In the smart LED configuration, Tibbit #57 can control a string of daisy-chained SK6812RGBW LEDs. SK6812RGBW devices carry a small IC driving four onboard light emitters with red, green, blue, and white colors. Each of the color sources can be set to one of the 256 levels of brightness, meaning that four bytes of data are needed per LED.
Smart LEDs are controlled via a special 1-wire protocol. Each LED has a DIN (data in) and DOUT (data out) pins. The DIN pin of the first LED in the chain is connected to the IO1 line of the FPGA Tibbit. The DOUT of the first LED is connected to the DIN of the second LED, the DOUT of the second LED — to the DIN of the third LED, and so on.
Depending on the number of LEDs you are connecting, you may be able to power them from your TPS, or you may need to use an external +5V power supply. R, G, and B emitters of each LED consume up to 9mA each, the white emitter consumes up to 18 mA. Count the available current and choose the right power source!
Before you run the application, set the actual number of LEDs you have connected in the "Const NUM_LEDS=" line.
The test application has three modes — PATTERN_1, PATTERN_2, PATTERN_3. Select the mode in the "Dim pattern_mode as pattern_modes=" line.
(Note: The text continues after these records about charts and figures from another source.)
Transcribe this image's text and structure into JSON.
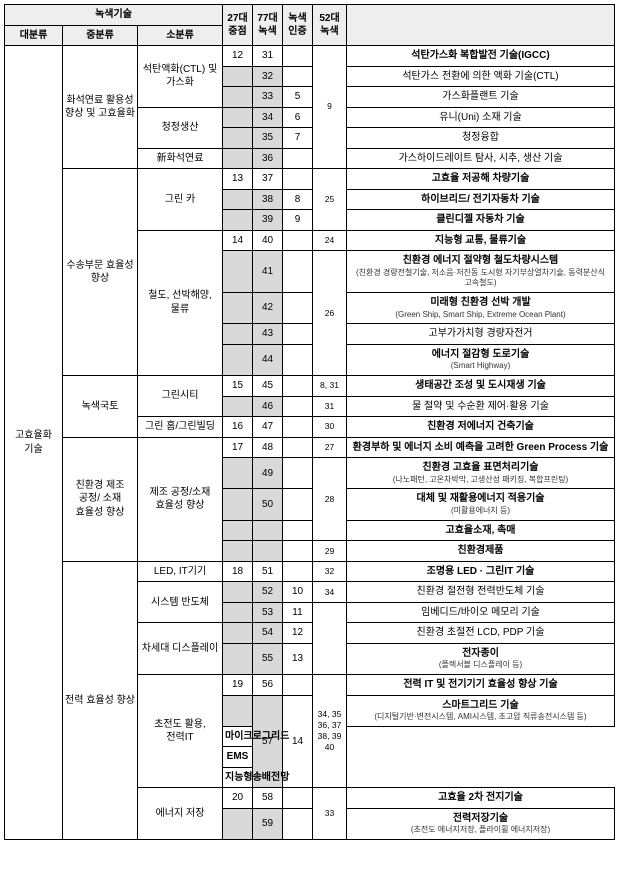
{
  "headers": {
    "green_tech": "녹색기술",
    "major": "대분류",
    "mid": "중분류",
    "minor": "소분류",
    "col27": "27대\n중점",
    "col77": "77대\n녹색",
    "colCert": "녹색\n인증",
    "col52": "52대\n녹색"
  },
  "major": "고효율화 기술",
  "rows": [
    {
      "mid": "화석연료 활용성 향상 및 고효율화",
      "minor": "석탄액화(CTL) 및 가스화",
      "c27": "12",
      "c77": "31",
      "cert": "",
      "c52": "",
      "desc": "석탄가스화 복합발전 기술(IGCC)",
      "bold": true,
      "mid_rs": 6,
      "minor_rs": 3,
      "c27_rs": 1,
      "c52_rs": 6
    },
    {
      "c77": "32",
      "c77_sh": true,
      "cert": "",
      "desc": "석탄가스 전환에 의한 액화 기술(CTL)"
    },
    {
      "c77": "33",
      "c77_sh": true,
      "cert": "5",
      "desc": "가스화플랜트 기술",
      "c52_val": "9"
    },
    {
      "minor": "청정생산",
      "minor_rs": 2,
      "c77": "34",
      "c77_sh": true,
      "cert": "6",
      "desc": "유니(Uni) 소재 기술"
    },
    {
      "c77": "35",
      "c77_sh": true,
      "cert": "7",
      "desc": "청정융합"
    },
    {
      "minor": "新화석연료",
      "c77": "36",
      "c77_sh": true,
      "cert": "",
      "desc": "가스하이드레이트 탐사, 시추, 생산 기술"
    },
    {
      "mid": "수송부문 효율성 향상",
      "mid_rs": 8,
      "minor": "그린 카",
      "minor_rs": 3,
      "c27": "13",
      "c77": "37",
      "cert": "",
      "c52": "",
      "c52_rs": 3,
      "desc": "고효율 저공해 차량기술",
      "bold": true
    },
    {
      "c77": "38",
      "c77_sh": true,
      "cert": "8",
      "c52_val": "25",
      "desc": "하이브리드/ 전기자동차 기술",
      "bold": true
    },
    {
      "c77": "39",
      "c77_sh": true,
      "cert": "9",
      "desc": "클린디젤 자동차 기술",
      "bold": true
    },
    {
      "minor": "철도, 선박해양, 물류",
      "minor_rs": 5,
      "c27": "14",
      "c77": "40",
      "cert": "",
      "c52": "24",
      "desc": "지능형 교통, 물류기술",
      "bold": true
    },
    {
      "c77": "41",
      "c77_sh": true,
      "cert": "",
      "c52": "",
      "c52_rs": 4,
      "desc": "친환경 에너지 절약형 철도차량시스템",
      "bold": true,
      "sub": "(친환경 경량전철기술, 저소음·저진동 도시형 자기부상열차기술, 동력분산식 고속철도)"
    },
    {
      "c77": "42",
      "c77_sh": true,
      "cert": "",
      "c52_val": "26",
      "desc": "미래형 친환경 선박 개발",
      "bold": true,
      "sub": "(Green Ship, Smart Ship, Extreme Ocean Plant)"
    },
    {
      "c77": "43",
      "c77_sh": true,
      "cert": "",
      "desc": "고부가가치형 경량자전거"
    },
    {
      "c77": "44",
      "c77_sh": true,
      "cert": "",
      "desc": "에너지 절감형 도로기술",
      "bold": true,
      "sub": "(Smart Highway)"
    },
    {
      "mid": "녹색국토",
      "mid_rs": 3,
      "minor": "그린시티",
      "minor_rs": 2,
      "c27": "15",
      "c77": "45",
      "cert": "",
      "c52": "8, 31",
      "desc": "생태공간 조성 및 도시재생 기술",
      "bold": true
    },
    {
      "c77": "46",
      "c77_sh": true,
      "cert": "",
      "c52": "31",
      "desc": "물 절약 및 수순환 제어·활용 기술"
    },
    {
      "minor": "그린 홈/그린빌딩",
      "c27": "16",
      "c77": "47",
      "cert": "",
      "c52": "30",
      "desc": "친환경 저에너지 건축기술",
      "bold": true
    },
    {
      "mid": "친환경 제조 공정/ 소재 효율성 향상",
      "mid_rs": 5,
      "minor": "제조 공정/소재 효율성 향상",
      "minor_rs": 5,
      "c27": "17",
      "c77": "48",
      "cert": "",
      "c52": "27",
      "desc": "환경부하 및 에너지 소비 예측을 고려한 Green Process 기술",
      "bold": true
    },
    {
      "c77": "49",
      "c77_sh": true,
      "cert": "",
      "c52": "",
      "c52_rs": 3,
      "desc": "친환경 고효율 표면처리기술",
      "bold": true,
      "sub": "(나노패턴, 고온차박막, 고생산성 패키징, 복합프린팅)"
    },
    {
      "c77": "50",
      "c77_sh": true,
      "cert": "",
      "c52_val": "28",
      "desc": "대체 및 재활용에너지 적용기술",
      "bold": true,
      "sub": "(미활용에너지 등)"
    },
    {
      "c77": "",
      "c77_sh": true,
      "cert": "",
      "desc": "고효율소재, 촉매",
      "bold": true
    },
    {
      "c77": "",
      "c77_sh": true,
      "cert": "",
      "c52": "29",
      "desc": "친환경제품",
      "bold": true
    },
    {
      "mid": "전력 효율성 향상",
      "mid_rs": 12,
      "minor": "LED, IT기기",
      "c27": "18",
      "c77": "51",
      "cert": "",
      "c52": "32",
      "desc": "조명용 LED · 그린IT 기술",
      "bold": true
    },
    {
      "minor": "시스템 반도체",
      "minor_rs": 2,
      "c77": "52",
      "c77_sh": true,
      "cert": "10",
      "c52": "34",
      "desc": "친환경 절전형 전력반도체 기술"
    },
    {
      "c77": "53",
      "c77_sh": true,
      "cert": "11",
      "c52": "",
      "c52_rs": 3,
      "desc": "임베디드/바이오 메모리 기술"
    },
    {
      "minor": "차세대 디스플레이",
      "minor_rs": 2,
      "c77": "54",
      "c77_sh": true,
      "cert": "12",
      "desc": "친환경 초절전 LCD, PDP 기술"
    },
    {
      "c77": "55",
      "c77_sh": true,
      "cert": "13",
      "desc": "전자종이",
      "bold": true,
      "sub": "(플렉서블 디스플레이 등)"
    },
    {
      "minor": "초전도 활용, 전력IT",
      "minor_rs": 5,
      "c27": "19",
      "c77": "56",
      "cert": "",
      "c52": "",
      "c52_rs": 5,
      "desc": "전력 IT 및 전기기기 효율성 향상 기술",
      "bold": true
    },
    {
      "c77": "",
      "c77_sh": true,
      "c77_rs": 4,
      "c77_val": "57",
      "cert": "14",
      "cert_rs": 4,
      "c52_val": "34, 35 36, 37 38, 39 40",
      "desc": "스마트그리드 기술",
      "bold": true,
      "sub": "(디지털기반·변전시스템, AMI시스템, 초고압 직류송전시스템 등)"
    },
    {
      "desc": "마이크로그리드",
      "bold": true
    },
    {
      "desc": "EMS",
      "bold": true
    },
    {
      "desc": "지능형송배전망",
      "bold": true
    },
    {
      "minor": "에너지 저장",
      "minor_rs": 2,
      "c27": "20",
      "c77": "58",
      "cert": "",
      "c52": "",
      "c52_rs": 2,
      "desc": "고효율 2차 전지기술",
      "bold": true
    },
    {
      "c77": "59",
      "c77_sh": true,
      "cert": "",
      "c52_val": "33",
      "desc": "전력저장기술",
      "bold": true,
      "sub": "(초전도 에너지저장, 플라이휠 에너지저장)"
    }
  ]
}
PATTERN_1: All LEDs set to the same color, the color will gradually change from R to G, from G to B, and from B to R.
PATTERN_2: A moving pattern of RGB colors.
PATTERN_3: White LEDs all set to the same brightness, and the brightness gradually changes between minimum and maximum.
The longer your LED chain is, the slower the "animation" runs. If you have a small number of LEDs connected (10-20), then you may discover that everything changes too fast. In that case, increase the delay specified by the "Const LED_OUTPUT_DELAY=" line.